Les scientifiques de l’Institut Francis Crick ont ​​découvert une nouvelle cible thérapeutique pour le trouble déficitaire en CDKL5 (CDD), l’un des types d’épilepsie génétique les plus courants.

Le CDD provoque des convulsions et des problèmes de développement chez les enfants, et les médicaments se limitent à soulager les symptômes plutôt qu’à s’attaquer à la cause profonde de la maladie. Le trouble implique la perte de fonction d’un gène qui produit l’enzyme CDKL5, qui phosphoryle les protéines, ce qui signifie qu’il ajoute une molécule de phosphate supplémentaire pour modifier leur fonction.

Après que des recherches récentes dans le même laboratoire ont montré qu’un canal calcique pourrait être une cible pour le traitement du CDD, l’équipe a maintenant identifié une nouvelle façon de traiter potentiellement le CDK en augmentant l’activité d’une autre enzyme pour éviter la perte de l’équilibre CDKL5.

Dans une étude publiée aujourd’hui dans psychiatrie moléculaire, Les scientifiques ont examiné des souris qui ne produisent pas l’enzyme CDKL5. Ces souris présentent des symptômes similaires à ceux des personnes atteintes de CDD, tels que : B. troubles de l’apprentissage ou de l’interaction sociale.

Les chercheurs ont initialement découvert que CDKL5 était actif dans les cellules nerveuses de la souris, mais pas dans un autre type de cellules cérébrales appelées astrocytes. Dans les neurones, ils ont mesuré le niveau de phosphorylation de EB2, une molécule connue pour être ciblée par CDKL5, pour comprendre ce qui se passe lorsque CDKL5 n’est pas produit.

Fait intéressant, même chez les souris qui ne produisent pas de CDKL5, une certaine phosphorylation de EB2 s’est produite, ce qui suggère qu’une autre enzyme similaire doit également être capable de la phosphoryler.

En étudiant les enzymes de type CDKL5, les chercheurs ont découvert que celle appelée CDKL2 cible également EB2 et est présente dans les neurones humains. Chez les souris dépourvues de CDKL5 et CDKL2, la phosphorylation résiduelle de EB2 a chuté presque complètement.

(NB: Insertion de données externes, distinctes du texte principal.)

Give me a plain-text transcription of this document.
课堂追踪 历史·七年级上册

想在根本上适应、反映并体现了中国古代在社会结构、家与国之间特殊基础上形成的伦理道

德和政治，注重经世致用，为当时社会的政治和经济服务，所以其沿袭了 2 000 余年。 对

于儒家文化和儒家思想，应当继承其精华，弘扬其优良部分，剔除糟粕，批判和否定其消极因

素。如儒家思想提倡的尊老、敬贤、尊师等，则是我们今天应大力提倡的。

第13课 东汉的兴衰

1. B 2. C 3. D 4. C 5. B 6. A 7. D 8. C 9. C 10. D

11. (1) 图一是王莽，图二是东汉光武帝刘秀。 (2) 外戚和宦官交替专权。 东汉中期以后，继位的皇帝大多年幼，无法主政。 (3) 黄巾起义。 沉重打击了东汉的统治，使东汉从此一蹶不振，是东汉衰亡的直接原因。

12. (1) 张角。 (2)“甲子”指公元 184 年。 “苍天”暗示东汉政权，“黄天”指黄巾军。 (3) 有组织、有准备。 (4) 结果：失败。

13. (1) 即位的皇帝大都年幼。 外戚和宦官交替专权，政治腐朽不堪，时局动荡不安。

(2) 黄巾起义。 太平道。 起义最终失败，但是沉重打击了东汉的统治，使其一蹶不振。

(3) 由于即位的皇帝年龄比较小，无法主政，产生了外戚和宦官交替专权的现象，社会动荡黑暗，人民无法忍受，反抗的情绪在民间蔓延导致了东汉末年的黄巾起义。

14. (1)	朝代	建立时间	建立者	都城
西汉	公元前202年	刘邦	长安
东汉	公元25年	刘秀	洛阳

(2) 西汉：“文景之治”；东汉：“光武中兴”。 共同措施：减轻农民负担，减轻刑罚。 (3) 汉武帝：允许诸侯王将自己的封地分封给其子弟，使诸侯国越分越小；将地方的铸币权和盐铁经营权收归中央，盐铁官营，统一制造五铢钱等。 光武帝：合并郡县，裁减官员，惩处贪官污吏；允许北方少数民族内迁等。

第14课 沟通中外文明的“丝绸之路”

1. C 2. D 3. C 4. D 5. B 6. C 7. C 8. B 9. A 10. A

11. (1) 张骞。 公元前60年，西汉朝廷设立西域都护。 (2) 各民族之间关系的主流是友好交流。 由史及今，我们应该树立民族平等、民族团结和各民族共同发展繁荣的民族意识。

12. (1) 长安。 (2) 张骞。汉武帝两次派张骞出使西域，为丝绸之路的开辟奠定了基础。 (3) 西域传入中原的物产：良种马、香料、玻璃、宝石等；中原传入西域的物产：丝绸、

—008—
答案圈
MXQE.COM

Les chercheurs ont conclu que, bien que la majeure partie de l’activité provienne de CDKL5, environ 15 % proviennent de CDKL2 et que les 5 % restants proviennent d’une autre enzyme qui n’a pas encore été identifiée.

Leurs recherches suggèrent que l’augmentation des niveaux de CDKL2 chez les personnes présentant un déficit en CDKL5 pourrait potentiellement remédier à certains des effets sur le cerveau au cours du développement précoce.

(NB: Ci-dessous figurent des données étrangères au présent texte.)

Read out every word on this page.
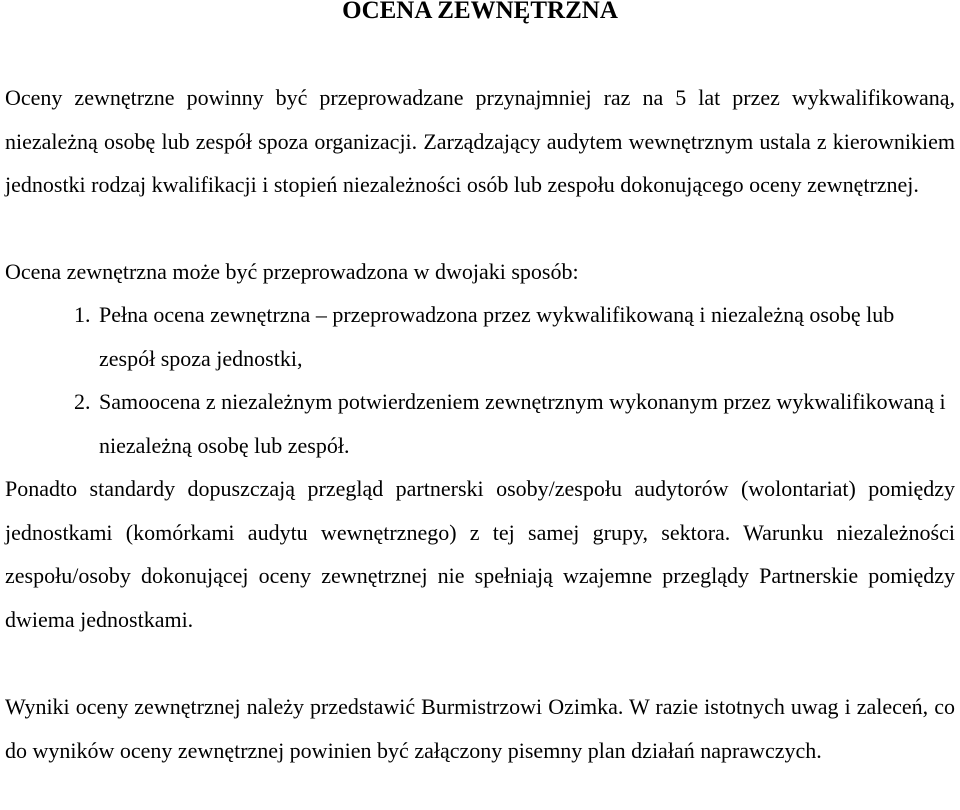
OCENA ZEWNĘTRZNA

Oceny zewnętrzne powinny być przeprowadzane przynajmniej raz na 5 lat przez wykwalifikowaną, niezależną osobę lub zespół spoza organizacji. Zarządzający audytem wewnętrznym ustala z kierownikiem jednostki rodzaj kwalifikacji i stopień niezależności osób lub zespołu dokonującego oceny zewnętrznej.

Ocena zewnętrzna może być przeprowadzona w dwojaki sposób:

1. Pełna ocena zewnętrzna – przeprowadzona przez wykwalifikowaną i niezależną osobę lub zespół spoza jednostki,
2. Samoocena z niezależnym potwierdzeniem zewnętrznym wykonanym przez wykwalifikowaną i niezależną osobę lub zespół.

Ponadto standardy dopuszczają przegląd partnerski osoby/zespołu audytorów (wolontariat) pomiędzy jednostkami (komórkami audytu wewnętrznego) z tej samej grupy, sektora. Warunku niezależności zespołu/osoby dokonującej oceny zewnętrznej nie spełniają wzajemne przeglądy Partnerskie pomiędzy dwiema jednostkami.

Wyniki oceny zewnętrznej należy przedstawić Burmistrzowi Ozimka. W razie istotnych uwag i zaleceń, co do wyników oceny zewnętrznej powinien być załączony pisemny plan działań naprawczych.
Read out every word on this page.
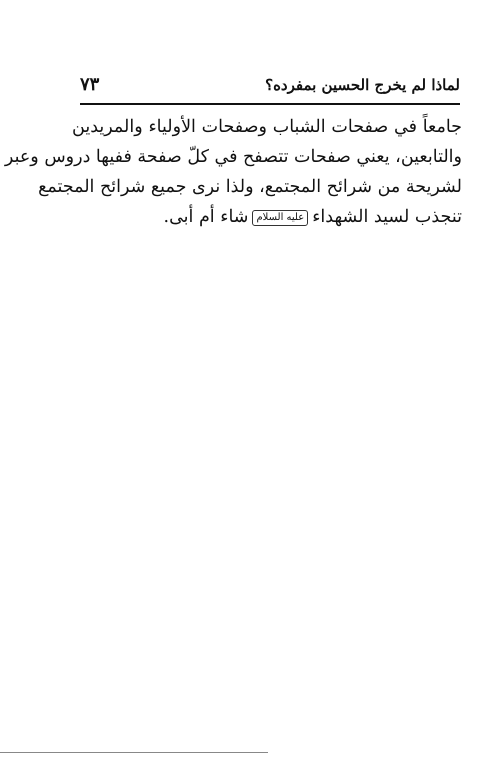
لماذا لم يخرج الحسين بمفرده؟
٧٣
جامعاً في صفحات الشباب وصفحات الأولياء والمريدين
والتابعين، يعني صفحات تتصفح في كلّ صفحة ففيها دروس وعبر
لشريحة من شرائح المجتمع، ولذا نرى جميع شرائح المجتمع
تنجذب لسيد الشهداءعليه السلامشاء أم أبى.
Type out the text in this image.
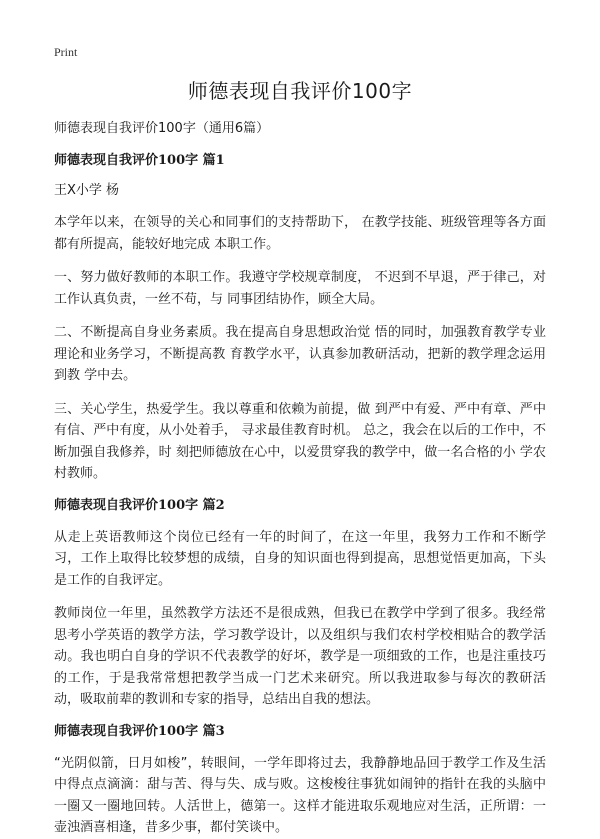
Print
师德表现自我评价100字
师德表现自我评价100字（通用6篇）
师德表现自我评价100字 篇1
王X小学 杨

本学年以来，在领导的关心和同事们的支持帮助下， 在教学技能、班级管理等各方面都有所提高，能较好地完成 本职工作。

一、努力做好教师的本职工作。我遵守学校规章制度， 不迟到不早退，严于律己，对工作认真负责，一丝不苟，与 同事团结协作，顾全大局。

二、不断提高自身业务素质。我在提高自身思想政治觉 悟的同时，加强教育教学专业理论和业务学习，不断提高教 育教学水平，认真参加教研活动，把新的教学理念运用到教 学中去。

三、关心学生，热爱学生。我以尊重和依赖为前提，做 到严中有爱、严中有章、严中有信、严中有度，从小处着手， 寻求最佳教育时机。 总之，我会在以后的工作中，不断加强自我修养，时 刻把师德放在心中，以爱贯穿我的教学中，做一名合格的小 学农村教师。

师德表现自我评价100字 篇2

从走上英语教师这个岗位已经有一年的时间了，在这一年里，我努力工作和不断学习，工作上取得比较梦想的成绩，自身的知识面也得到提高，思想觉悟更加高，下头是工作的自我评定。

教师岗位一年里，虽然教学方法还不是很成熟，但我已在教学中学到了很多。我经常思考小学英语的教学方法，学习教学设计，以及组织与我们农村学校相贴合的教学活动。我也明白自身的学识不代表教学的好坏，教学是一项细致的工作，也是注重技巧的工作，于是我常常想把教学当成一门艺术来研究。所以我进取参与每次的教研活动，吸取前辈的教训和专家的指导，总结出自我的想法。

师德表现自我评价100字 篇3

“光阴似箭，日月如梭”，转眼间，一学年即将过去，我静静地品回于教学工作及生活中得点点滴滴：甜与苦、得与失、成与败。这梭梭往事犹如闹钟的指针在我的头脑中一圈又一圈地回转。人活世上，德第一。这样才能进取乐观地应对生活，正所谓：一壶浊酒喜相逢，昔多少事，都付笑谈中。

Sila Ultanir, chef de groupe du Laboratoire de kinases et de développement cérébral du Crick, a déclaré : « Le CDD est une maladie dévastatrice qui affecte les jeunes enfants dès la naissance et nous ne savons pas grand-chose sur la raison pour laquelle la perte de cette enzyme est si catastrophique pour eux.  » Le cerveau en développement. Grâce à cette recherche, nous avons identifié un moyen possible de compenser la perte de CDKL5. Si nous pouvons augmenter les niveaux de CDKL2, nous pourrons peut-être un jour empêcher le développement ou l’aggravation des symptômes.

Les chercheurs étudient actuellement si les souris sans CDKL5 peuvent être traitées en stimulant leurs cellules cérébrales pour qu’elles produisent davantage de CDKL2. Le laboratoire travaille également avec des sociétés de biotechnologie pour identifier des molécules qui augmentent le CDKL2 pour de nouveaux médicaments potentiels contre le CDD.

Margaux Silvestre, ancienne doctorante au Crick et aujourd’hui chercheuse postdoctorale à l’Institut Max Planck pour la recherche sur le cerveau à Francfort, a déclaré : « Nos découvertes apportent de nouvelles informations sur l’expression et la régulation de CDKL5 dans le cerveau. De plus, l’identification de CDKL2 comme enzyme compensatoire potentielle laisse espérer la découverte de meilleurs traitements qui pourraient faire une réelle différence dans la vie des enfants atteints de cette maladie dévastatrice. Cette recherche doit son succès à tous les auteurs impliqués dans la publication, mais aussi au soutien indéfectible que nous avons reçu des équipes techniques du Crick – bravo à elles !

La recherche a été financée par la Fondation Loulou, une fondation privée dédiée au développement de traitements et de remèdes potentiels contre le CDD.